Dr. Jennifer Anders vom Zentrum für Geriatrie und Gerontologie an der Universität Hamburg stellte dar, welche Besonderheiten beim Medikationsmanagement beim älteren multimorbiden Patienten zu beachten sind. Nicht nur bei Patienten, die gebrechlich oder kognitiv eingeschränkt sind, sondern auch bei noch weitgehend gesunden, selbstständigen älteren Menschen können zahlreiche Probleme bei der Anwendung der verordneten Arzneimittel auftreten. Dazu zählen Probleme bei der Handhabung von Tropfflaschen, Flaschen mit Sicherheitsverschlüssen oder auch beim Teilen von Tabletten. Zudem würden viele ältere Patienten manche Präparate gar nicht als Arzneimittel ansehen, wie eine Studie gezeigt hat. Dies traf nicht nur auf Vitaminpräparate, pflanzliche Präparate oder extern anzuwendende Arzneimittel, sondern auch auf Arzneimittel gegen Schmerzen oder sogar Herzinsuffizienz zu.

Was in Deutschland fehlt, sind kontrollierte Interventionsstudien zu Lösungsstrategien für die Probleme älterer, multimorbider Patienten, deren Ergebnisse in das deutsche Gesundheitssystem übertragbar sind, betonte Anders. Eine interdisziplinäre Zusammenarbeit ist dafür unabdingbar.

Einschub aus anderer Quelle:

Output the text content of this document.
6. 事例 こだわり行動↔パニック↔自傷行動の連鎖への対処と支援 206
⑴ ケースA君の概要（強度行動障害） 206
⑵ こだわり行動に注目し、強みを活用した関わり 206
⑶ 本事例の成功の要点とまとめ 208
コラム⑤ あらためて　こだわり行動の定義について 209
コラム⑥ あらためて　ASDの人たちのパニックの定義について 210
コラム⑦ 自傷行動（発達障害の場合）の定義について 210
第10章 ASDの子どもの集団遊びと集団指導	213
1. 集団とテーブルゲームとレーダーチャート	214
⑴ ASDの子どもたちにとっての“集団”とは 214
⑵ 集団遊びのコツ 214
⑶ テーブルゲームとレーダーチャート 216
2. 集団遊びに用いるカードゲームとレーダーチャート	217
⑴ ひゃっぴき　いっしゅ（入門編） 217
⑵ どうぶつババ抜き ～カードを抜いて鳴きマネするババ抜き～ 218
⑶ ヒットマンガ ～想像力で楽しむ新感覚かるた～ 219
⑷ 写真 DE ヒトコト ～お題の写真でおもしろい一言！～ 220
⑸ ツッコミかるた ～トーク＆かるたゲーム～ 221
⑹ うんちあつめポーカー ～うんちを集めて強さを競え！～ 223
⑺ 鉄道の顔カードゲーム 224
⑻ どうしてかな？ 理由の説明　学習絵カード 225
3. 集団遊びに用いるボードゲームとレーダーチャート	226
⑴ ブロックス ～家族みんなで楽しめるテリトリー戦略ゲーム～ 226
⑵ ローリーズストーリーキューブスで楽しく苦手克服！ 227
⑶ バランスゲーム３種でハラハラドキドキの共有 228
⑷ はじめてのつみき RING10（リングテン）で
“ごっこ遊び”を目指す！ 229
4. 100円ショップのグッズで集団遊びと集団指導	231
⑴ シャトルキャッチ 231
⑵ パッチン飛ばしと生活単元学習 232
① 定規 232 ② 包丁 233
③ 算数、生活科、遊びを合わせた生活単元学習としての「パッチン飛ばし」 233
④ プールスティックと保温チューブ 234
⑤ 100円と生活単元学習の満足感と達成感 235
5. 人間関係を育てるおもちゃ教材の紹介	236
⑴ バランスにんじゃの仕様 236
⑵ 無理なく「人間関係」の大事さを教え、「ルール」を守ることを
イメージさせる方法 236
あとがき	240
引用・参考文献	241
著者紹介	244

Pilotprojekt "Häuslicher Medikationscheck"

Wie Prof. Dr. Martin Schulz und Dr. Peter Froese in ihrem gemeinsamen Referat erläuterten, lassen sich in Deutschland vor dem Hintergrund des demografischen Wandels und auf der Basis des Koalitionsvertrages folgende Ziele für das Medikationsmanagement formulieren:

  • Erhöhung der Arzneimittelsicherheit
  • Verhinderung von Krankenhauseinweisungen und Pflegebedürftigkeit
  • ambulante vor stationärer Pflege
  • Reduktion der Gesamt-/Pflegekosten
  • sinnvolle Weiterentwicklung des Hausapothekenkonzepts

Um die Umsetzbarkeit der bereits vorhandenen internationalen Erfahrungen in Deutschland zu evaluieren, entwickelt die ABDA derzeit in Kooperation mit der Kassenärztlichen Vereinigung Sachsen und der Sächsischen Landesapothekerkammer ein Pilotprojekt zum "Häuslichen Medikationscheck" (siehe Grafik).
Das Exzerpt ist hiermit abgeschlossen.